WeWork is wildly popular with its users, they are opening locations a breakneck pace and seem to have an endless supply of members joining space-as-a-service revolution they pioneered. Browsing WeWork’s website for the Los Angeles market, I found 29 locations that are either currently open or coming soon. At open locations, many had at least one membership type (hot desk, dedicated desk or dedicated office) that was unavailable. Potential investors are wary, but from a user perspective they must be doing something right. One of the most anticipated IPOs of 2019 may have served company kool-aid to the wolves of Wall Street, but did the CRE industry get the recipe to their secret sauce?
As WeWork struggles to find their way during its IPO process, let’s take a look past the speculation, hyperbole and downright outrage around its valuation. Buried within their S-1 there are important themes that have major implications for future office markets.
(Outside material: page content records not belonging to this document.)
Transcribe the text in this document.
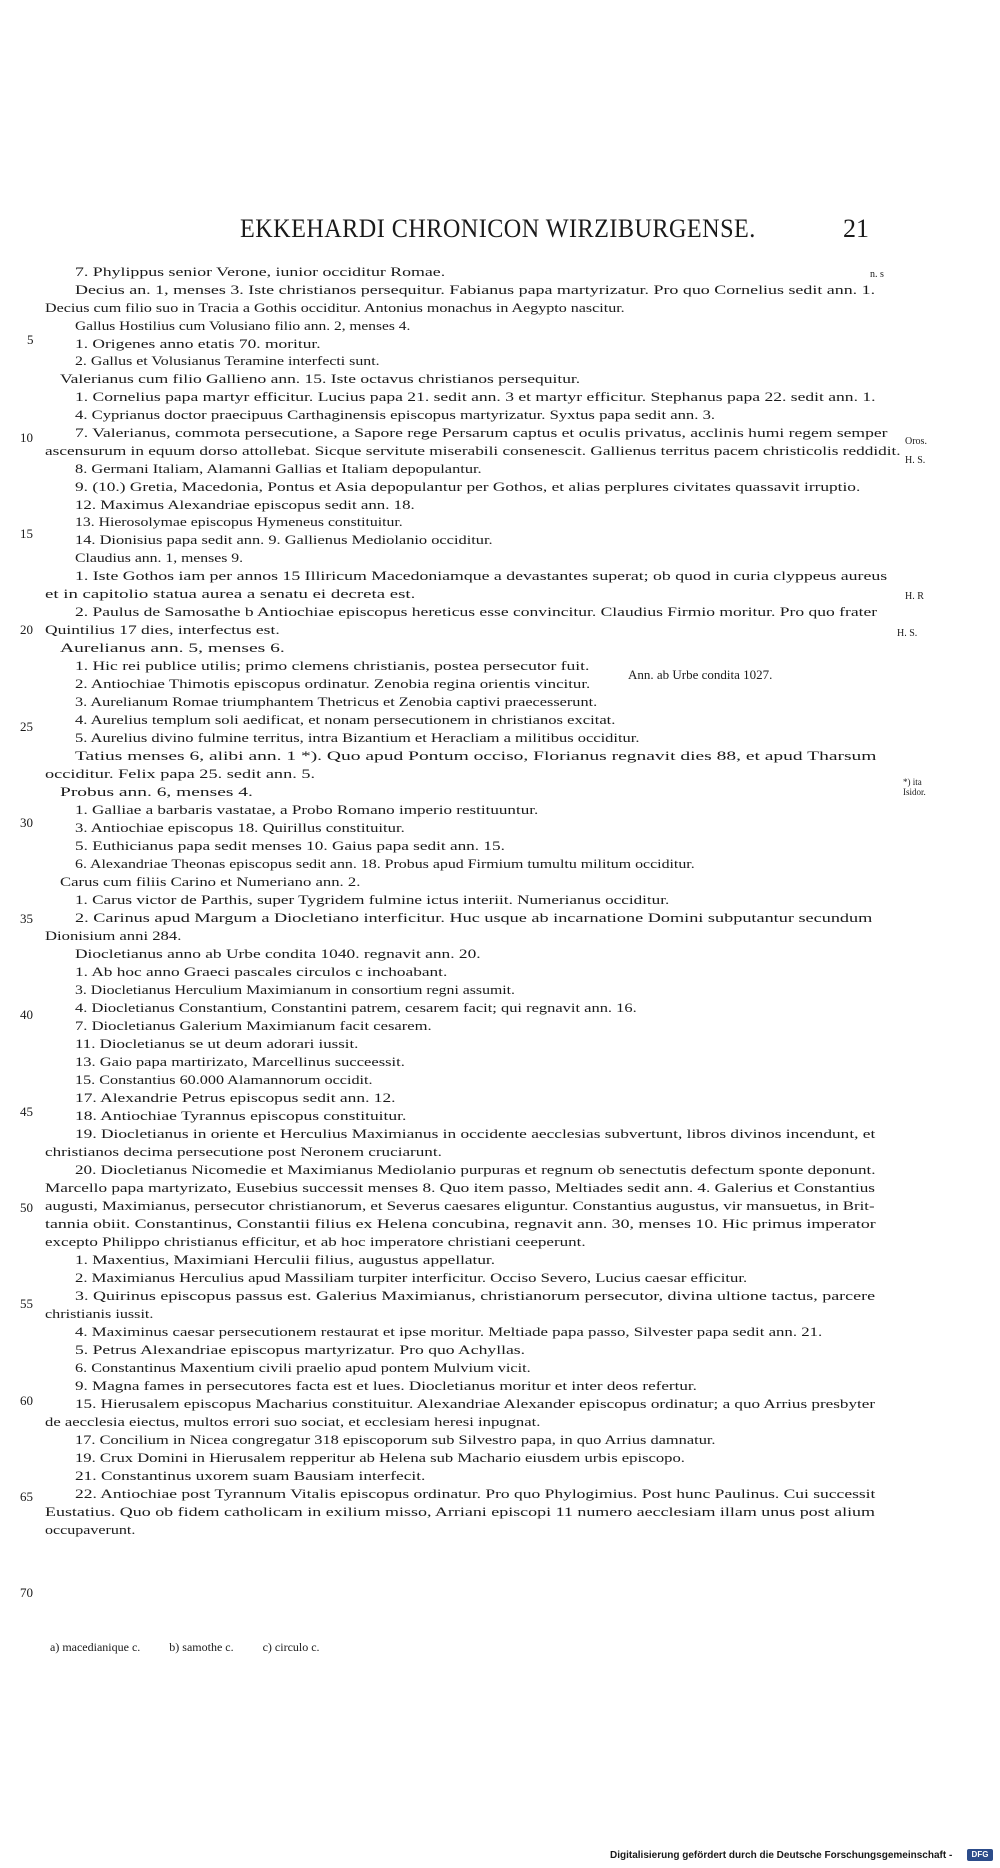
EKKEHARDI CHRONICON WIRZIBURGENSE.	21
7. Phylippus senior Verone, iunior occiditur Romae.
Decius an. 1, menses 3. Iste christianos persequitur. Fabianus papa martyrizatur. Pro quo Cornelius sedit ann. 1.
Decius cum filio suo in Tracia a Gothis occiditur. Antonius monachus in Aegypto nascitur.
Gallus Hostilius cum Volusiano filio ann. 2, menses 4.
1. Origenes anno etatis 70. moritur.
2. Gallus et Volusianus Teramine interfecti sunt.
Valerianus cum filio Gallieno ann. 15. Iste octavus christianos persequitur.
1. Cornelius papa martyr efficitur. Lucius papa 21. sedit ann. 3 et martyr efficitur. Stephanus papa 22. sedit ann. 1.
4. Cyprianus doctor praecipuus Carthaginensis episcopus martyrizatur. Syxtus papa sedit ann. 3.
7. Valerianus, commota persecutione, a Sapore rege Persarum captus et oculis privatus, acclinis humi regem semper
ascensurum in equum dorso attollebat. Sicque servitute miserabili consenescit. Gallienus territus pacem christicolis reddidit.
8. Germani Italiam, Alamanni Gallias et Italiam depopulantur.
9. (10.) Gretia, Macedonia, Pontus et Asia depopulantur per Gothos, et alias perplures civitates quassavit irruptio.
12. Maximus Alexandriae episcopus sedit ann. 18.
13. Hierosolymae episcopus Hymeneus constituitur.
14. Dionisius papa sedit ann. 9. Gallienus Mediolanio occiditur.
Claudius ann. 1, menses 9.
1. Iste Gothos iam per annos 15 Illiricum Macedoniamque a devastantes superat; ob quod in curia clyppeus aureus
et in capitolio statua aurea a senatu ei decreta est.
2. Paulus de Samosathe b Antiochiae episcopus hereticus esse convincitur. Claudius Firmio moritur. Pro quo frater
Quintilius 17 dies, interfectus est.
Aurelianus ann. 5, menses 6.
1. Hic rei publice utilis; primo clemens christianis, postea persecutor fuit.
2. Antiochiae Thimotis episcopus ordinatur. Zenobia regina orientis vincitur.
3. Aurelianum Romae triumphantem Thetricus et Zenobia captivi praecesserunt.
4. Aurelius templum soli aedificat, et nonam persecutionem in christianos excitat.
5. Aurelius divino fulmine territus, intra Bizantium et Heracliam a militibus occiditur.
Tatius menses 6, alibi ann. 1 *). Quo apud Pontum occiso, Florianus regnavit dies 88, et apud Tharsum
occiditur. Felix papa 25. sedit ann. 5.
Probus ann. 6, menses 4.
1. Galliae a barbaris vastatae, a Probo Romano imperio restituuntur.
3. Antiochiae episcopus 18. Quirillus constituitur.
5. Euthicianus papa sedit menses 10. Gaius papa sedit ann. 15.
6. Alexandriae Theonas episcopus sedit ann. 18. Probus apud Firmium tumultu militum occiditur.
Carus cum filiis Carino et Numeriano ann. 2.
1. Carus victor de Parthis, super Tygridem fulmine ictus interiit. Numerianus occiditur.
2. Carinus apud Margum a Diocletiano interficitur. Huc usque ab incarnatione Domini subputantur secundum
Dionisium anni 284.
Diocletianus anno ab Urbe condita 1040. regnavit ann. 20.
1. Ab hoc anno Graeci pascales circulos c inchoabant.
3. Diocletianus Herculium Maximianum in consortium regni assumit.
4. Diocletianus Constantium, Constantini patrem, cesarem facit; qui regnavit ann. 16.
7. Diocletianus Galerium Maximianum facit cesarem.
11. Diocletianus se ut deum adorari iussit.
13. Gaio papa martirizato, Marcellinus succeessit.
15. Constantius 60.000 Alamannorum occidit.
17. Alexandrie Petrus episcopus sedit ann. 12.
18. Antiochiae Tyrannus episcopus constituitur.
19. Diocletianus in oriente et Herculius Maximianus in occidente aecclesias subvertunt, libros divinos incendunt, et
christianos decima persecutione post Neronem cruciarunt.
20. Diocletianus Nicomedie et Maximianus Mediolanio purpuras et regnum ob senectutis defectum sponte deponunt.
Marcello papa martyrizato, Eusebius successit menses 8. Quo item passo, Meltiades sedit ann. 4. Galerius et Constantius
augusti, Maximianus, persecutor christianorum, et Severus caesares eliguntur. Constantius augustus, vir mansuetus, in Brit-
tannia obiit. Constantinus, Constantii filius ex Helena concubina, regnavit ann. 30, menses 10. Hic primus imperator
excepto Philippo christianus efficitur, et ab hoc imperatore christiani ceeperunt.
1. Maxentius, Maximiani Herculii filius, augustus appellatur.
2. Maximianus Herculius apud Massiliam turpiter interficitur. Occiso Severo, Lucius caesar efficitur.
3. Quirinus episcopus passus est. Galerius Maximianus, christianorum persecutor, divina ultione tactus, parcere
christianis iussit.
4. Maximinus caesar persecutionem restaurat et ipse moritur. Meltiade papa passo, Silvester papa sedit ann. 21.
5. Petrus Alexandriae episcopus martyrizatur. Pro quo Achyllas.
6. Constantinus Maxentium civili praelio apud pontem Mulvium vicit.
9. Magna fames in persecutores facta est et lues. Diocletianus moritur et inter deos refertur.
15. Hierusalem episcopus Macharius constituitur. Alexandriae Alexander episcopus ordinatur; a quo Arrius presbyter
de aecclesia eiectus, multos errori suo sociat, et ecclesiam heresi inpugnat.
17. Concilium in Nicea congregatur 318 episcoporum sub Silvestro papa, in quo Arrius damnatur.
19. Crux Domini in Hierusalem repperitur ab Helena sub Machario eiusdem urbis episcopo.
21. Constantinus uxorem suam Bausiam interfecit.
22. Antiochiae post Tyrannum Vitalis episcopus ordinatur. Pro quo Phylogimius. Post hunc Paulinus. Cui successit
Eustatius. Quo ob fidem catholicam in exilium misso, Arriani episcopi 11 numero aecclesiam illam unus post alium
occupaverunt.
5
10
15
20
25
30
35
40
45
50
55
60
65
70
n. s
Oros.
H. S.
H. R
H. S.
*) ita Isidor.
Ann. ab Urbe condita 1027.
a) macedianique c. b) samothe c. c) circulo c.
Digitalisierung gefördert durch die Deutsche Forschungsgemeinschaft -	DFG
WeWork revealed some eye-popping statistics in terms of its growth trajectory and what it considers its total addressable market. Having opened its first co-working location in New York City in 2011, it had expanded to 111 cities around the world by mid-2019. In addition, the company has identified a total of 280 target markets where they believe there is a demand for space-as-a-service (SPaaS).
WeWork considers anyone working in an occupation that requires a desk as a potential member.
WeWork considers anyone working in an occupation that requires a desk as a potential member. That translates into a total addressable market of 149 million in the markets it is already in, and 255 million within its 280 target markets. By lowering the barrier to entry down to a single monthly membership, the company has exponentially increased its market opportunity.
WeWork says it had leased 35 million square feet of office space by the end of 2018 and by mid-2019 was under negotiation for an additional 40 million square feet. This high velocity of transactions across a wide geography provides the company with significant experience, allowing it to develop systems and processes which they say “automates the flow of approvals, due diligence, budgets, negotiations and closings.”
In a short time, WeWork has become the largest office tenant in markets such as Manhattan, London and Washington D.C. Of course this gives it a deep understanding of the local market and additional clout in lease negotiations. The S-1 also describes another benefit, “The more locations we strategically cluster in a given city, the larger and more dynamic our community becomes.” This positive network effect is the holy grail in terms of demand-side economies of scale, with more locations and more members the value of a WeWork membership increases.
What does this mean for office markets?
There is a huge and growing market opportunity for SPaaS, and the industry will need to expand its idea of client/tenant to include a wider and more diverse market. Success will require a strong brand and inclusive marketing that is both B-to-B and B-to-C. According to JLL, coworking is set to be the top lessor of office space in the US in 2019. As it gains an increasing share of the office market, landlords will compete for SPaaS and we can expect more management agreements and participating leases. Large operators will use their scale to deliver higher levels of service at a lower marginal cost. This will further siphon tenant demand away from traditional leases.
As the popular saying goes, all real estate is local, but for the businesses that actually use office space, their workplace needs are increasingly global. This means that SPaaS providers will need global breadth, especially to attract large enterprise members. There will be value generated by the network of locations, and pricing of space will move beyond individual location and amenities to include the network of locations that the membership gives access to. When expanding into a new market, rather than working with a broker to find a suitable location and negotiate a lease, a member would simply select from one of the available locations in their network. This gives WeWork, with its global scale, a distinct advantage over its smaller, local competitors.